Civis Mundi Digitaal #59
Mark Zuckerberg zat niet goed in zijn vel op 10 april jongstleden oog in oog met de Amerikaanse senatoren, toen hij - de jonge miljardair, stichter en algemeen directeur van Facebook - geconfronteerd werd met de groeiende kritiek die Facebook ondervindt. De belangrijkste ongerustheid betreft de vertrouwelijkheid van de persoonlijke gegevens van de gebruikers. Het schandaal veroorzaakt door de inmiddels daardoor failliet gegane maatschappij Cambridge Analytica was de lont in het kruitvat. Onder het mom van wetenschappelijk onderzoek heeft dit broeinest van leugens de gegevens van 87 miljoen in meerderheid Amerikaanse gebruikers van Facebook gebruikt in dienst van de presidentiële campagne van Donald Trump. Waar sommigen nog niet zo lang geleden de rol van de sociale media met betrekking tot de Arabische revoluties of de overwinning van Obama prezen, ziet de belangrijkste van hen, Mark Zuckerberg, zich beschuldigd van het ondermijnen van de fundamenten van de democratie.
De bescherming van het privéleven wordt beschouwd als een fundamenteel recht in onze liberale democratieën. Maar toch is zijn geschiedenis relatief jong, laat Antoine Litli, historicus en gespecialiseerd in de sociale en culturele geschiedenis van de Verlichting, in de Franse krant Le Monde weten. In Frankrijk is zij pas in 1970 in het burgerlijk recht opgenomen: “Iedereen heeft het recht op eerbiediging van zijn privéleven”. Daarvoor was het de wetgeving op de pers die in de negentiende eeuw met een paar richtlijnen de strijd tegen belediging en bescherming van beroemdheden mogelijk maakte. In de Verenigde Staten lieten in 1890 twee juristen, Samuel Warren en Louis Brandeis hun licht schijnen over het "right to privacy", maar ook daar werd het pas in de jaren 1960 formeel erkend.

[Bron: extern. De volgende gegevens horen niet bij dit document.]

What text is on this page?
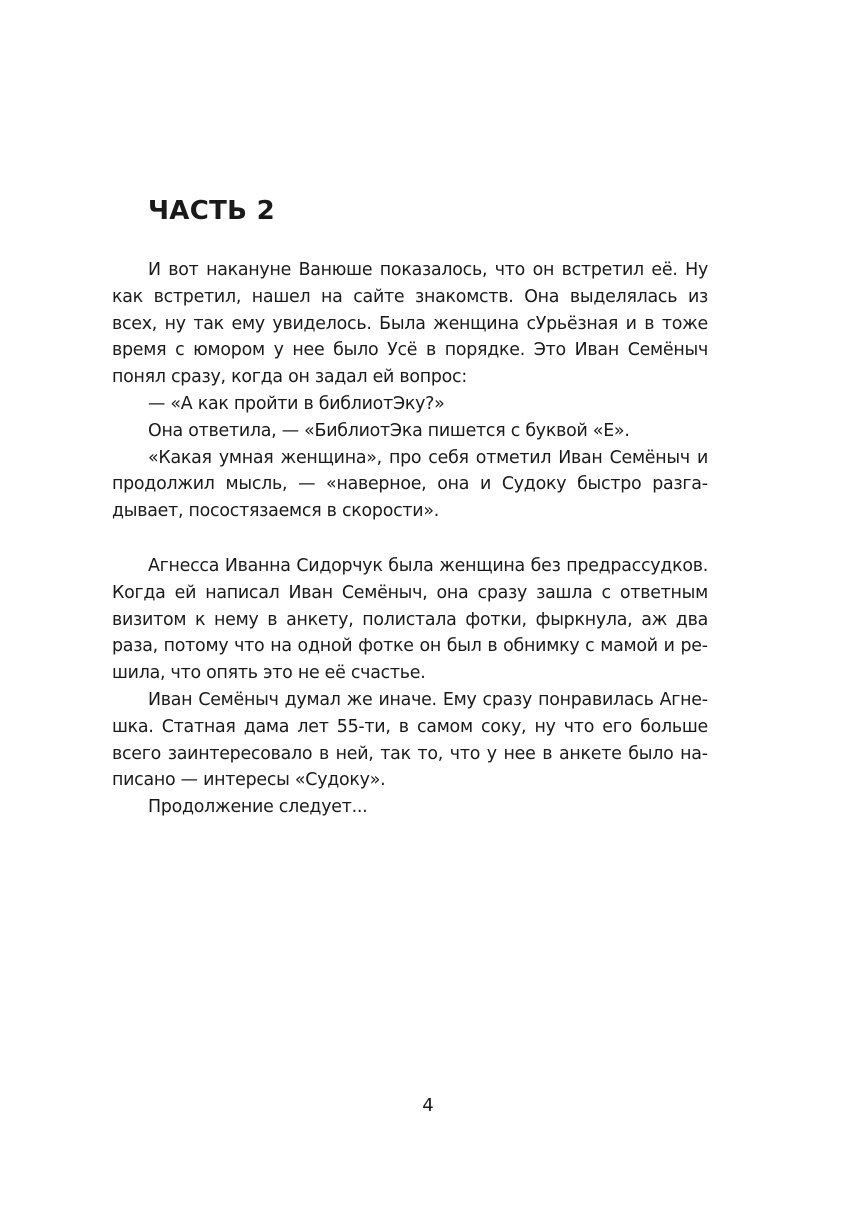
ЧАСТЬ 2

И вот накануне Ванюше показалось, что он встретил её. Ну как встретил, нашел на сайте знакомств. Она выделялась из всех, ну так ему увиделось. Была женщина сУрьёзная и в тоже время с юмором у нее было Усё в порядке. Это Иван Семёныч понял сразу, когда он задал ей вопрос:

— «А как пройти в библиотЭку?»

Она ответила, — «БиблиотЭка пишется с буквой «Е».

«Какая умная женщина», про себя отметил Иван Семёныч и продолжил мысль, — «наверное, она и Судоку быстро разгадывает, посостязаемся в скорости».

Агнесса Иванна Сидорчук была женщина без предрассудков. Когда ей написал Иван Семёныч, она сразу зашла с ответным визитом к нему в анкету, полистала фотки, фыркнула, аж два раза, потому что на одной фотке он был в обнимку с мамой и решила, что опять это не её счастье.

Иван Семёныч думал же иначе. Ему сразу понравилась Агнешка. Статная дама лет 55-ти, в самом соку, ну что его больше всего заинтересовало в ней, так то, что у нее в анкете было написано — интересы «Судоку».

Продолжение следует...

4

Historisch gezien zijn er twee tradities: de Amerikaanse traditie die het privéleven van burgers beschermt tegen inmenging van de Staat, en de Franse traditie die de goede naam en eer van personen beschermt tegen de indiscretie van de media. De Amerikaanse traditie berust op het principe van de persoonlijke vrijheid, de Franse traditie berust op de persoonlijke waardigheid. Natuurlijk moet dit onderscheid genuanceerd bekeken worden, maar toch moeten beide manieren voor de wettelijke bescherming van het privéleven of tegen het wakend oog van de macht: de Staat, of tegen de nieuwsgierigheid van de medeburgers, duidelijk onderscheiden worde, De komst van het privéleven als een te verdedigen fundamentele waarde correspondeert zo met een dubbele historische context: de bevestiging van individuele rechten tegenover staatsinmenging, en tegenover de populaire pers en de mondialisering van geruchten.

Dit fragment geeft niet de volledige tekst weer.